Cover image via
The US Centers for Disease Control and Prevention (CDC) estimated a record-breaking 100,000 US residents died of drug overdoses from May 2020 to April 2021, the Associated Press reported this week. That’s a 30 percent jump from the previous year, and it means more people died from substance misuse than from car accidents or guns, two categories that also hit record high numbers in 2020.
Though overdose deaths dramatically spiked in recent years, the figures have been steadily increasing over the past two decades. Overdoses have cost the US hundreds of billions of dollars, and have even reduced overall life expectancy in the United States. The states that saw the highest jump in deaths this year were Vermont at 70 percent, West Virginia at 62 percent, and Kentucky at 55 percent.
Causes of the skyrocketing drug use-associated fatalities, at first glance, can be boiled down to the COVID-19 pandemic and fentanyl adulterants in illicit drugs. Isolation necessitated by the pandemic put some drug users at heightened risk, leaving many to consume on their own, with no one to help in the case of overdose. More and more dealers are cutting the low-cost, high-potency synthetic opioid fentanyl into heroin and even methamphetamines and cocaine (jury’s still out on whether weed is getting the same treatment) to up the kick users get from their wares.
However, the CDC’s distressing numbers are not exact. The estimate is based on death certificates, which have various classification issues and were filled out by varying officials depending on the state — and not always by a health professional. In Texas, a justice of the peace can fill one out.
Regardless of exact statistics, views on the appropriate response to this epidemic vary. Some, including Columbia University psychologist and neuroscientist Carl Hart, hold that the issue is not fentanyl nor really any drug itself — but, rather, the issue is lack of education and lack of access to quality drugs caused by prohibition. Hart suggests plentiful, anonymous substance testing services as a possible solution to the so-called opioid epidemic.
“It is certainly possible to die from an overdose of an opioid alone, but such overdoses account for a minority of the thousands of opioid-related deaths,” Hart wrote in his book Drug Use For Grown Ups. “Most are caused when people combine an opioid with alcohol, an anticonvulsant, an antihistamine, a benzodiazepine, or another sedative. People are not dying because of opioids; they are dying because of ignorance” [emphasis ours].

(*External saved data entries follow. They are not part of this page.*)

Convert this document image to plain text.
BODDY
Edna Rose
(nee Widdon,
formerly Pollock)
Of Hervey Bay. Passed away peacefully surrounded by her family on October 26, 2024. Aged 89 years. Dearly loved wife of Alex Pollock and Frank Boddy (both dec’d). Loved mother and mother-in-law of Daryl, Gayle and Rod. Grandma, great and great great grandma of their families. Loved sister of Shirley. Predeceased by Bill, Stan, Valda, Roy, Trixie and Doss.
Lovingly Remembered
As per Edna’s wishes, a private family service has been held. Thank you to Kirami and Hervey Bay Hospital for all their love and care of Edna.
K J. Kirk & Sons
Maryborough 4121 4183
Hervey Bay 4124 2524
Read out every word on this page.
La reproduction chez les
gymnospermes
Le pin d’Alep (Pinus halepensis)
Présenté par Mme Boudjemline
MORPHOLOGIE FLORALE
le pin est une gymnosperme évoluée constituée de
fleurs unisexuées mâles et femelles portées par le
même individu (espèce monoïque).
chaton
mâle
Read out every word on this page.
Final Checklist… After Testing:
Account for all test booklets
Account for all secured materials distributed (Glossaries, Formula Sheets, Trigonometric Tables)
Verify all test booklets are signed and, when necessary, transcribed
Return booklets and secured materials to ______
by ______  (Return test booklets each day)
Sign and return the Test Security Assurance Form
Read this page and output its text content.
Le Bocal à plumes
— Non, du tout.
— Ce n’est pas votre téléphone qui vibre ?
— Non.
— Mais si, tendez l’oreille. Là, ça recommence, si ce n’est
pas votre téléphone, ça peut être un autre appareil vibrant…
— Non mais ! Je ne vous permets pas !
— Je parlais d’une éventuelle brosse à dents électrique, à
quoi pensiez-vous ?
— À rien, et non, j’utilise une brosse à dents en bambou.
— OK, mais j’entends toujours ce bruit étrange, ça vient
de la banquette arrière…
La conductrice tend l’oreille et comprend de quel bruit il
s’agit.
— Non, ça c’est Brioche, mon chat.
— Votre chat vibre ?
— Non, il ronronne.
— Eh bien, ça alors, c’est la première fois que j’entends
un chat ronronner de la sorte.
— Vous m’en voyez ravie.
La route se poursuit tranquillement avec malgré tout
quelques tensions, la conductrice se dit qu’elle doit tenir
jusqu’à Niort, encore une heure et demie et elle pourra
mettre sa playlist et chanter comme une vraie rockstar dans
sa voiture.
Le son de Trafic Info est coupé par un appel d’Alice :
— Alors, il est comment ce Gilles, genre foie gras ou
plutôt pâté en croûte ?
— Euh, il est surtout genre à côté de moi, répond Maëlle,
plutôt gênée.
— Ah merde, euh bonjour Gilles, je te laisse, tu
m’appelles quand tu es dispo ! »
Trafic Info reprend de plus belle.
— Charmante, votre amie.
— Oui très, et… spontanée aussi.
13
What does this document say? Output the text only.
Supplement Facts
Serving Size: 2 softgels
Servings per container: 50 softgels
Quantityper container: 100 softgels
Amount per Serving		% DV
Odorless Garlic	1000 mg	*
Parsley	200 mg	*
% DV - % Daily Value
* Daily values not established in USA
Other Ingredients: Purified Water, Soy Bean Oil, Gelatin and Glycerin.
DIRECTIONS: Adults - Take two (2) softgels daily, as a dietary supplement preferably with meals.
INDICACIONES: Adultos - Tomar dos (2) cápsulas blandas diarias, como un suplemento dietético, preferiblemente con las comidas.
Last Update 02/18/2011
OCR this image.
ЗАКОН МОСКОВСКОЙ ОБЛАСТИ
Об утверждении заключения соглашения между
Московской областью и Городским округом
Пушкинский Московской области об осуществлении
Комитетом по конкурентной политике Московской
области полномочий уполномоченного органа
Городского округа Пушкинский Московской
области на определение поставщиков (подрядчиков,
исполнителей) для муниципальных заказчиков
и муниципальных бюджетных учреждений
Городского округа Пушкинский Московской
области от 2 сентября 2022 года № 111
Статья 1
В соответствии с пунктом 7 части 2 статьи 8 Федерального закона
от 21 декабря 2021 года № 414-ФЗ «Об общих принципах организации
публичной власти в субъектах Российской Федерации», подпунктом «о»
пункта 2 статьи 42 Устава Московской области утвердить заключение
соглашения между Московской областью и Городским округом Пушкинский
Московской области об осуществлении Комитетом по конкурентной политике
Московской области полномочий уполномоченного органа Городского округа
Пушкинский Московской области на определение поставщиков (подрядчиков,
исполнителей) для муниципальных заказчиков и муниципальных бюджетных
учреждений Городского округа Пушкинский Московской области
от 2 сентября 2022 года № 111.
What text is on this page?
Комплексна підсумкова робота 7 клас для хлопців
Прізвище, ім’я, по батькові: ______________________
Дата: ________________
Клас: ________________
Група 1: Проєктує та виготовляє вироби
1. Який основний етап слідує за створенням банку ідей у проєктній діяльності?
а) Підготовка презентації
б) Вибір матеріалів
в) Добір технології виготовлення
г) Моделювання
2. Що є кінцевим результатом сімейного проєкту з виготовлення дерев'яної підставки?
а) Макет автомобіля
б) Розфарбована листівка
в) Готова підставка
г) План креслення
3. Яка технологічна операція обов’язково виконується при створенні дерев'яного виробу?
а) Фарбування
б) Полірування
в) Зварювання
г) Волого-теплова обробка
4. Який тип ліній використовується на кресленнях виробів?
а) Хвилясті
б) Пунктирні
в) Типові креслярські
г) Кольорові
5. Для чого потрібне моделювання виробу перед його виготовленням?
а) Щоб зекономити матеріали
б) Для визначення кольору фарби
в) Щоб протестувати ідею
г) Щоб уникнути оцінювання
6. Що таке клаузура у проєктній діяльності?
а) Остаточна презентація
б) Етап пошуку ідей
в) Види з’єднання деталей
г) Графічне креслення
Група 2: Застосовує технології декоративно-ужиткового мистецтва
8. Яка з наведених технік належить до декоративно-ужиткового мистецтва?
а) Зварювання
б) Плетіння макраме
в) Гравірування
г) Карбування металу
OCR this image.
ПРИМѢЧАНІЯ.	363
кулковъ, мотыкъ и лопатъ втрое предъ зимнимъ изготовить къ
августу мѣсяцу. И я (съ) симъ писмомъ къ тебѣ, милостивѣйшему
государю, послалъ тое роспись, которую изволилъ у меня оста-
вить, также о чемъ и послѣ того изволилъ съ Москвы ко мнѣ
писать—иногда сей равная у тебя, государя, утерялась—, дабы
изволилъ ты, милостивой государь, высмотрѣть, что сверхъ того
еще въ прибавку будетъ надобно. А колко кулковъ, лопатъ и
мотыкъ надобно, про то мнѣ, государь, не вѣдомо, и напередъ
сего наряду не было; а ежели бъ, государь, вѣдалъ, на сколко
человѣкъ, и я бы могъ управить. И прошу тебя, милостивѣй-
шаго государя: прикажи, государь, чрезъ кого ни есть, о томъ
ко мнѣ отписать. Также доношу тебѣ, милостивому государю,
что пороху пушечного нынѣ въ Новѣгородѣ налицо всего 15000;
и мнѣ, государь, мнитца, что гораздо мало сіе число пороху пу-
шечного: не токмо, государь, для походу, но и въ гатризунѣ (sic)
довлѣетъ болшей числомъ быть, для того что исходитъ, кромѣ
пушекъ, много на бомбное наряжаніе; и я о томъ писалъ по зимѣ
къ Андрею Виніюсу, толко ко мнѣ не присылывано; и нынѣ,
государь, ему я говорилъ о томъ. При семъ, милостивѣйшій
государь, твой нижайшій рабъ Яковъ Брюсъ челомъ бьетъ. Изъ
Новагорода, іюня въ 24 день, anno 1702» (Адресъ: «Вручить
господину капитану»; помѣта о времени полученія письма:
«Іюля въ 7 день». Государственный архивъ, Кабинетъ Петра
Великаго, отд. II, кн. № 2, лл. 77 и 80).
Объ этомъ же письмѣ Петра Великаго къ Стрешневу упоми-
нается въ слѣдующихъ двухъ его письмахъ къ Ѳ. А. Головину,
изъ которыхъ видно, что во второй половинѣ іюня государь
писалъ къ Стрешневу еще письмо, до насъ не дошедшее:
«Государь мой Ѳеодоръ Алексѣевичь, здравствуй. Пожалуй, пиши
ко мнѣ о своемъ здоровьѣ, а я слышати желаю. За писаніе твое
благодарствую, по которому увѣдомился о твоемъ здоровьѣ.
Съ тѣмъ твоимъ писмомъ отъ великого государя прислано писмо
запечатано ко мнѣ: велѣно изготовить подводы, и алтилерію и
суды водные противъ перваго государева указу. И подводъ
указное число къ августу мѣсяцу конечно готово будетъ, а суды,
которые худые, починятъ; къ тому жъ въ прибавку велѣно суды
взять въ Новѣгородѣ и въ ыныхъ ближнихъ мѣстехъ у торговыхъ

Hitting the tragic 100,000-death mark will likely cause many authorities to beat the drums to ramp up the costly and ineffective War on Drugs. But decades of such prohibitionist politics have yet to decrease drug consumption, which has been a constant in human society. Such tactics have proven costly in the financial sense, as well — the Open Society Foundation reported that anti-drug law enforcement costs the world about $100 billion every year.
Thankfully, other strategies are being employed to combat the overdose crisis. Several cities are planning to open health professional-supervised safe injection sites that they hope will protect drug-using residents — programs that already exist in places like Europe, Australia, and Canada. San Francisco, which suffered twice as many deaths due to overdose than from COVID-19 in 2020, plans to open the United States’ first such facility this spring.